The role of IKZF1 rs4132601 and Δ4-7 somatic deletion in acute lymphoblastic leukemia: a bioinformatics and case-control study.

Abstract

Objectives: IKZF1 is a key regulator of lymphocyte differentiation, and its alterations are associated with increased risk and poor outcomes in acute lymphoblastic leukemia (ALL). This study examines the association of IKZF1 rs4132601 polymorphism and Δ4-7 somatic deletion with the susceptibility to ALL while also analyzing their molecular implications through bioinformatics.

Methods: This case-control study was conducted on 58 pediatric patients diagnosed with ALL and 150 healthy controls. Genotyping for the IKZF1 rs4132601 variant was performed by PCR followed by sequencing, while the Δ4-7 deletions were identified using multiplex PCR. Bioinformatics analyses were used to calculate the difference in free energy of hybridization for each wild-type vs. the variant allele and analyze potential disruptions in putative miRNA-binding sites of IKZF1 3'UTR and changes in RNA secondary structure.

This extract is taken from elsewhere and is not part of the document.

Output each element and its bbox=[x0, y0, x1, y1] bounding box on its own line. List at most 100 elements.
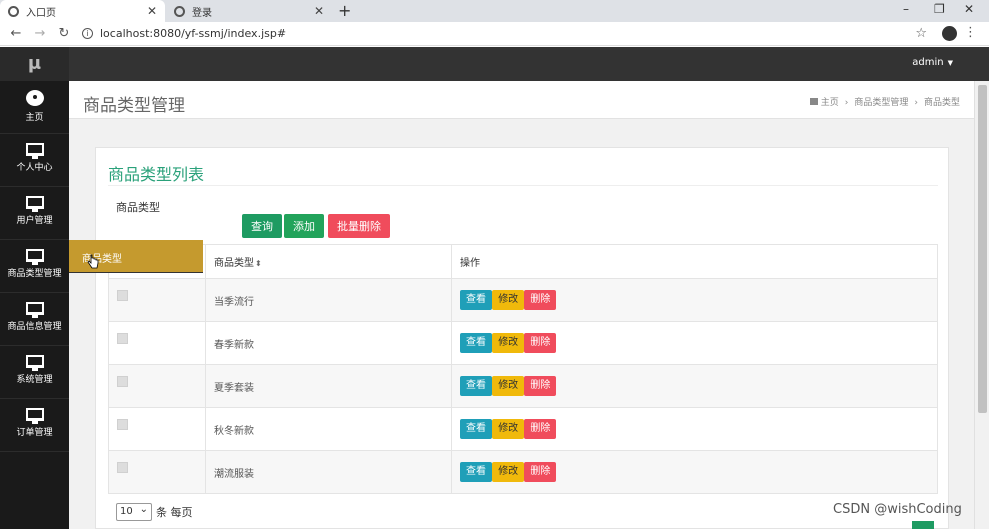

Results: The presence of the rs4132601 G allele was significantly associated with a reduced risk of ALL development [OR(95%ci), 0.36(0.19,0.69)], and a strong association with the Δ4-7 deletion was noted [RR(95%ci), 8.33(1.57-10.69)]. The rs4132601 polymorphism disrupts miRNA binding sites, particularly miR-1261, miR-524-3p, and miR-525-3p, potentially impairing post-transcriptional control of IKZF1. Bioinformatics analyses further indicate that the G allele stabilizes the RNA secondary structure, which hinders normal IKZF1 post-transcriptional regulation and promotes leukemogenesis.

Discussion: Our study underscores the association between the rs4132601 polymorphism and Δ4-7 deletion and heightened risk of pediatric ALL. We favor the notion that the rs4132601G allele contributes to leukemogenesis by affecting miRNA-mediated regulation and RNA structural stability. These findings support the potential of IKZF1-targeted, miRNA-based therapies in pediatric ALL.